А трёпку Черноярцев учинил знатную. У-ух! Мы с ним даже малость побранились. Ната смотрела, хлопала глазищами и тихонько, отворотясь в сторону, хихикала. Очень уж ей было всё это весело!

-

 

Через несколько дней я уезжал. Миша ехал вместе со мной в поезде, до Ростова.

Я помнил об ожидающем ударе, о застывшей где-то над самой макушкой, но готовой обрушиться в любой момент лавине-грозе. И всё-таки нетерпеливая радость оказывалась сильней: очень уж соскучился по близким мне людям! – очень! …Я нашёл за прошедшие месяцы несколько ниточек, способных – возможно – всё изменить, высветлить, залечить.

Сидел, улыбался во все щёки.

Миша вернулся от титана с двумя полными кружками кипятка. Я засуетился на предмет заварки.

– А может, без заварки? – Миша плюхнул кружки на столик.

– Зачем же без заварки, если есть заварка?
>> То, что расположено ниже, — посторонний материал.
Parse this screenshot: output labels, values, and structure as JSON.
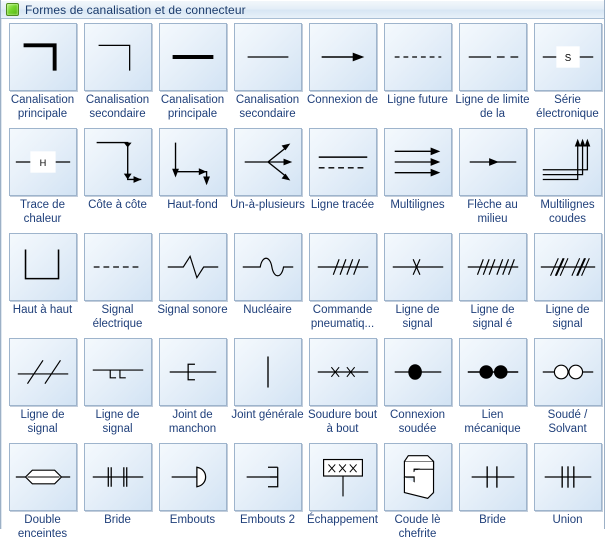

Вот ещё фокусы!

Миша наставительно сказал:

– Когда поэты улыбаются, так кипяток и без чая хорош. – Сел на диванчик, посмотрел на меня избоку: невесело, вдумчиво. – …А ты чего, собственно, улыбаешься?

– Соскучился, Петрович! По родному соскучился: семья, дом… Увижу скоро, понимаешь?!
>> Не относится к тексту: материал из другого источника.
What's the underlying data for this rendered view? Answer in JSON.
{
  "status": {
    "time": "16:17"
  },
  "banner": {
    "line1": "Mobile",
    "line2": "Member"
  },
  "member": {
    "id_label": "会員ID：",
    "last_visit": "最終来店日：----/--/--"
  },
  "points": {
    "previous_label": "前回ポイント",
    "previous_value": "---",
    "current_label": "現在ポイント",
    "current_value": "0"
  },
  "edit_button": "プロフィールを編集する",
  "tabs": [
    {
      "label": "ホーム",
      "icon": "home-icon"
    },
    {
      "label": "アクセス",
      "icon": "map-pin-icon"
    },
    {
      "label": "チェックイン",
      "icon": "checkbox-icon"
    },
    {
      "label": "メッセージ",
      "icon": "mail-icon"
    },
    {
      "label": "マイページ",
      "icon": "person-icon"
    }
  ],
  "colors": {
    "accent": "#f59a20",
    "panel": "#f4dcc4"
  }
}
Мишино лицо приобрело довольно странное – стянутое какое-то – выражение.

– Да ты, я гляжу, ещё и не готов совсем…

– Ну уж – совсем… – Я рассыпал заварку по кружкам, поболтал ложечкой. Повернулся к Черноярцеву, приобнял его: – Погоди, обниму всех, прижмусь покрепче, а там уж…
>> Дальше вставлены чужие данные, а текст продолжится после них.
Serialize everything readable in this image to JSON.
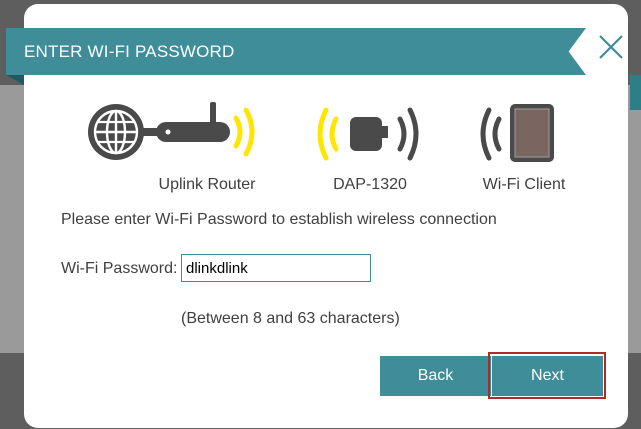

– Глупенький… Остриё удара поймает тебя на вдохе, сразу. А там уж – острию вслед – всё войдёт. Паузы не будет. Совсем не будет, маэстро.

– А…

– Что же касается семьи и дома, – перебил Миша, – так это… ты не серчай… я уже посмотрел: нет у тебя больше ни дома, ни семьи. Нету. Всё.

– Что?!?!

– Повторяю: нету. – Он с подчёркнутой аккуратностью взял со стола кружку. Отпил глоток. Поставил на место. – Ты, понимаешь ли, с нетерпением ждёшь встречи с тем, чего уже нет…

-

 

Миша оказался прав. Когда я вернулся, у меня уже больше не было ни дома, ни семьи.

А потом – хлынуло

 

––––––––– - –––––––––– - –––––––––––– - –––––––––––

 

СТАРЫЙ ЛЕС… СКАЗКА… (глава в главе)

 

 

Осенние ночи 2002 года были холодными. В Парк, где, зарабатывая на хлеб, я угнездился сторожем летнего кафе, почти каждую ночь прибредал морозец. Мне приходилось – порыскав по окрестностям в поисках досок, палок, сухих веток – разводить в мангале огонь; грелся, любовался пламенем…

Парк находится в центре города. Через него пролегают трассы всех ночных ходоков: опоздавших на последний транспорт, изрядно надравшихся (что, как правило, сопряжено с осознанием своего одиночества), сексуально озабоченной молодёжи, всяких-прочих неясных особей… бомжей…

Разумеется, многие льнули к огню. Городские люди вообще стали забывать, что это такое – пылающий в заиндевелую ночь огонь. Они воспринимают его где-то на грани: между несказанным волшебством и пустотно-гр о хотным обманом…

Чёрная одежда, длинные волосы, борода – частенько вводили путников в заблуждение: очень многие принимали меня за священнослужителя, подрабатывающего ночным сторожем. Упрямо лезли за теологическими консультациями, требовали, охотно бухаясь на колени, отпущения грехов, а одна бомжевавшая неподалёку девица приволокла с собой целую связку иконок, с требованием: немедленно – тут же! – их освятить, за что и обещана была полубутылка водки.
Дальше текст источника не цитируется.